The connecting member 38, as shown in FIGURES 1, 2, 4 and 5, has a lower opening 40 and an upper opening 42. The openings 40,42 on the connecting member 38 are dimensioned to interface with the openings on the vertical member. The connecting member 38 is placed on an upper end of a first vertical member 28, with the vertical member’s upper end 32 inserted into the connecting member’s lower opening 40. A second or subsequent vertical member 28 then extends upward from the connecting member, by inserting the second vertical member’s lower end into the connecting member’s upper opening 42. By adding connecting members and vertical sections the FPS 10 can be extended upward at each level of a multi-level structure.

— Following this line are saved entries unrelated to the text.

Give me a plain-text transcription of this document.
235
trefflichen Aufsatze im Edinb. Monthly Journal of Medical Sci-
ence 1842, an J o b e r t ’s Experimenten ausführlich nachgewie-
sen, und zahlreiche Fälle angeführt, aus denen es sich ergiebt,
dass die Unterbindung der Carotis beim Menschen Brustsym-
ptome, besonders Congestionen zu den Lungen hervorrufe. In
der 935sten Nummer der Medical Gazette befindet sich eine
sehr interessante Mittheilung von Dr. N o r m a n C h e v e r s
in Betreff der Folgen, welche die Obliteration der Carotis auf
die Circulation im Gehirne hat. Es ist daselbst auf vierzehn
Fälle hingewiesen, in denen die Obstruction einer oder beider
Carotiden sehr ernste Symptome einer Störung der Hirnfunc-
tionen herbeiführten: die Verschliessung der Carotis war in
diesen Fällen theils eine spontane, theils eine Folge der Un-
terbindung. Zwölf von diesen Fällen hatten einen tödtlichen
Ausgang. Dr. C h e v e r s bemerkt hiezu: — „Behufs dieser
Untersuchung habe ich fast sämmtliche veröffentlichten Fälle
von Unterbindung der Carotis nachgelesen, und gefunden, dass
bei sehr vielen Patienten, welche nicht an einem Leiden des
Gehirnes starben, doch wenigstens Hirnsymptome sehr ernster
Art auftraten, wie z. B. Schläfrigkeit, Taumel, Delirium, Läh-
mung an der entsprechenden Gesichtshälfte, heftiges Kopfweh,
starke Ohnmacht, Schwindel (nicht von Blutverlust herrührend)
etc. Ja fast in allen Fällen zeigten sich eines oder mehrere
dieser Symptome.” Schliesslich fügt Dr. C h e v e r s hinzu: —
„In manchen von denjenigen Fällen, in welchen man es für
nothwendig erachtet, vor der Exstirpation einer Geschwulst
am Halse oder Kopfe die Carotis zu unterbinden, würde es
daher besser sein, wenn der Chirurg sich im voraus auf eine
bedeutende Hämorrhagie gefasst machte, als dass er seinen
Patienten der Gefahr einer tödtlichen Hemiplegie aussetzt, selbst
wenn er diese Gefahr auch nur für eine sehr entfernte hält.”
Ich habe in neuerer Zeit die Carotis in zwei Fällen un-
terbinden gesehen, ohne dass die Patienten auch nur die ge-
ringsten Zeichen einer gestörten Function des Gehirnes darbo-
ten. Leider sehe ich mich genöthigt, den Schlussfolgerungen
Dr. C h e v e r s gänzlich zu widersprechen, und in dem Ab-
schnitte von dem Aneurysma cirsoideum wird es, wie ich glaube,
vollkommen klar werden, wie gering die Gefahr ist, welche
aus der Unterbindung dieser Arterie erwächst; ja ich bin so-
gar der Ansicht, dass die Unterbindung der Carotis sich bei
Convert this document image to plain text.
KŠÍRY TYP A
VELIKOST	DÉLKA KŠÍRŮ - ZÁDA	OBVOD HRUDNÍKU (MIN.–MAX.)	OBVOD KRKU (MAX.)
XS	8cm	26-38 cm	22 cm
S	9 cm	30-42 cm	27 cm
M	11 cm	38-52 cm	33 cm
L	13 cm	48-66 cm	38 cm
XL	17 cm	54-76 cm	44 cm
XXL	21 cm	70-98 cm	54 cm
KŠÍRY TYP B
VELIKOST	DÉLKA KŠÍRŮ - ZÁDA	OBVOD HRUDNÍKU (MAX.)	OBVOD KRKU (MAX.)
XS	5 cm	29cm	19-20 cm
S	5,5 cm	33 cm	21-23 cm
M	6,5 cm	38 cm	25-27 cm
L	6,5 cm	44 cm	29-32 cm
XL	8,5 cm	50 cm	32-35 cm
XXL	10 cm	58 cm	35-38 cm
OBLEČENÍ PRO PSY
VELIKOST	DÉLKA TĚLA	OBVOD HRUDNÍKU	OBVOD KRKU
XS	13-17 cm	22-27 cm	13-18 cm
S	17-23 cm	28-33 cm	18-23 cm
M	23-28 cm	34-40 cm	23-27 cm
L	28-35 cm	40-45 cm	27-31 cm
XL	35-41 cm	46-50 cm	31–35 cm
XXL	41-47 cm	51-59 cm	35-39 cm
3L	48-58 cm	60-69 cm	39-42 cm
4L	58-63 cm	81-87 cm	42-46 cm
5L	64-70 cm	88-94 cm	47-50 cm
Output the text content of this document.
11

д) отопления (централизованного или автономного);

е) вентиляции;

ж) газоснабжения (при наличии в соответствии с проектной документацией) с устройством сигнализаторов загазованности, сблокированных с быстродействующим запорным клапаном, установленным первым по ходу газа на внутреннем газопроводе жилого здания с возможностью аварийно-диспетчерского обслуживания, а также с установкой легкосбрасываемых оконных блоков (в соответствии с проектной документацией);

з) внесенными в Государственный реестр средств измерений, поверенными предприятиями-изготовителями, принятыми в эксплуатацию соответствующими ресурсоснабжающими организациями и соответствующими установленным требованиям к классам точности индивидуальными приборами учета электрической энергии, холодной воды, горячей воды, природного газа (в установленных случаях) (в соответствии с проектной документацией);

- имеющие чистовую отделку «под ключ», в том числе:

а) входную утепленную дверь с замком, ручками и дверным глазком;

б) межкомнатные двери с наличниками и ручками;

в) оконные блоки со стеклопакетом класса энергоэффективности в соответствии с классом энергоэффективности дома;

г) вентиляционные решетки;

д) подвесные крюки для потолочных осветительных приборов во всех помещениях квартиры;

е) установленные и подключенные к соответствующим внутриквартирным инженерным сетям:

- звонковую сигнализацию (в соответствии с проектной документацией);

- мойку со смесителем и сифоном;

As shown in FIGURES 11 and 12, a telescoping system 138 allows the second vertical member 28 to telescope upward from within a lower vertical member 28. The telescoping action is facilitated by a winch assembly 140. As shown in FIGURES 11-13, the winch assembly comprises a frame 142 configured on the lower vertical member and having an outer U-channel 144, and an U-channel 146, a spool 148 is configured within the outer U-channel, and a hand crank 150 attached to the spool 148 and extends from the outer U-channel 144, a cable 154 comprises a first end 156 secured to the spool, and a second end 158 extending upward from the spool 148, through an upper cable looping member 160, downward, and then secured to a lower cable attachment 162.

The winch assembly 140 can be permanently configured on the lower vertical member by means such as bolts, screws, welding or an adhesive. The winch assembly 140 can also be removably configured on the lower vertical member by means such as a securing band, gripping arms or at least one magnet. Additionally, the winch assembly 140 can comprise a motor that facilitates powered extension and retraction of the second vertical member from within a lower vertical member.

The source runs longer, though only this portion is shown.